The normal emittance of the multilayer devices was calculated from the reflectance spectra data by using Kirchhoff’s law, with the spectral emittance ελ, defined as ε(λ) =d1 – R(λ) for an opaque material, summed over the blackbody spectrum using the relation:

$${\rm{\varepsilon }}(\lambda )=\frac{{\int }_{{\lambda }_{1}}^{{\lambda }_{2}}(1-R(\lambda ,T))J(\lambda ,T)d\lambda }{{\int }_{{\lambda }_{1}}^{{\lambda }_{2}}J(\lambda ,T)d\lambda }$$
(1)

where R(λ, T) is the spectral reflectance at temperature T and J(λ, T) is the spectral blackbody radiation at temperature T given by Planck’s function for a given wavelength and temperature. The integral limits of λ1 and λ2 are 2 µm and 25 µm, respectively, as the blackbody radiation at room temperature is very weak beyond this range.

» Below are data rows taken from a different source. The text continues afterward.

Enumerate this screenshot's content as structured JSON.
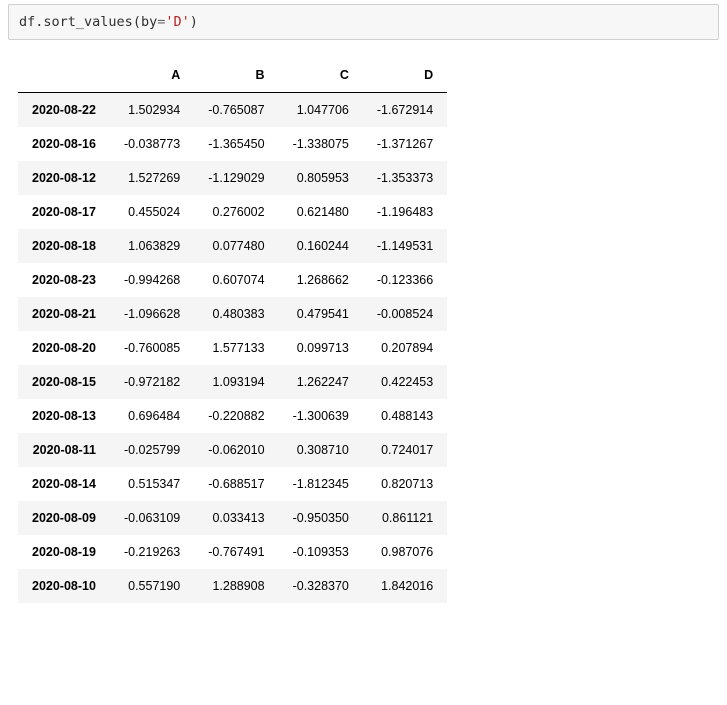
{
  "code": {
    "object": "df",
    "method": "sort_values",
    "kwarg": "by",
    "arg_value": "'D'"
  },
  "table": {
    "columns": [
      "A",
      "B",
      "C",
      "D"
    ],
    "rows": [
      {
        "index": "2020-08-22",
        "values": [
          "1.502934",
          "-0.765087",
          "1.047706",
          "-1.672914"
        ]
      },
      {
        "index": "2020-08-16",
        "values": [
          "-0.038773",
          "-1.365450",
          "-1.338075",
          "-1.371267"
        ]
      },
      {
        "index": "2020-08-12",
        "values": [
          "1.527269",
          "-1.129029",
          "0.805953",
          "-1.353373"
        ]
      },
      {
        "index": "2020-08-17",
        "values": [
          "0.455024",
          "0.276002",
          "0.621480",
          "-1.196483"
        ]
      },
      {
        "index": "2020-08-18",
        "values": [
          "1.063829",
          "0.077480",
          "0.160244",
          "-1.149531"
        ]
      },
      {
        "index": "2020-08-23",
        "values": [
          "-0.994268",
          "0.607074",
          "1.268662",
          "-0.123366"
        ]
      },
      {
        "index": "2020-08-21",
        "values": [
          "-1.096628",
          "0.480383",
          "0.479541",
          "-0.008524"
        ]
      },
      {
        "index": "2020-08-20",
        "values": [
          "-0.760085",
          "1.577133",
          "0.099713",
          "0.207894"
        ]
      },
      {
        "index": "2020-08-15",
        "values": [
          "-0.972182",
          "1.093194",
          "1.262247",
          "0.422453"
        ]
      },
      {
        "index": "2020-08-13",
        "values": [
          "0.696484",
          "-0.220882",
          "-1.300639",
          "0.488143"
        ]
      },
      {
        "index": "2020-08-11",
        "values": [
          "-0.025799",
          "-0.062010",
          "0.308710",
          "0.724017"
        ]
      },
      {
        "index": "2020-08-14",
        "values": [
          "0.515347",
          "-0.688517",
          "-1.812345",
          "0.820713"
        ]
      },
      {
        "index": "2020-08-09",
        "values": [
          "-0.063109",
          "0.033413",
          "-0.950350",
          "0.861121"
        ]
      },
      {
        "index": "2020-08-19",
        "values": [
          "-0.219263",
          "-0.767491",
          "-0.109353",
          "0.987076"
        ]
      },
      {
        "index": "2020-08-10",
        "values": [
          "0.557190",
          "1.288908",
          "-0.328370",
          "1.842016"
        ]
      }
    ]
  }
}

The hemispherical total emittance (εhemi) was calculated from the following equation35:

$${\varepsilon }_{hemi}=\frac{1}{\sigma {T}^{4}}{\int }_{\varphi =0}^{2\pi }{\int }_{\theta =0}^{\pi /2}{\int }_{2\mu m}^{25\mu m}[\varepsilon (\lambda ,\theta ,\varphi ,T)J(\lambda ,T)d\lambda ]\,\cos \,\theta \,\sin \,\theta \,d\theta \,d\varphi \,$$
(2)

where ε(λ, θ, ɸ, T) is the directional spectral emissivity at temperature T and at an emission angle of θ and ɸ.

The total hemispherical emitted power was calculated from the following equation:

$${{\rm{P}}}_{{\rm{rad}}}=\sigma {{\rm{\varepsilon }}}_{{\rm{hemi}}}A\,{T}^{{\rm{4}}}$$
(3)

where σ is the Stefan-Boltzmann constant, εhemi is the hemispherical total emittance, A is the surface area, and T is the absolute surface temperature.

Direct radiated power measurements

The performance of the radiators was measured in a vacuum chamber by mounting a heater to the gold side of the radiator and placing a cold block ~1 cm from the surface of the radiator simulating the coldness of space (blackbody temperature ~ 108 K) as shown in Fig. 6a. The power delivered to the heater was varied while monitoring the sample temperature. Convective losses are assumed to be zero because the experiments were performed in vacuum (1 × 10−7 Torr). The conductive losses are small due to the high thermal isolation between the sample/heater and have been calibrated out of the test fixture. Therefore, the emitted power and change in emissivity can be determined directly from the power delivered to the heater.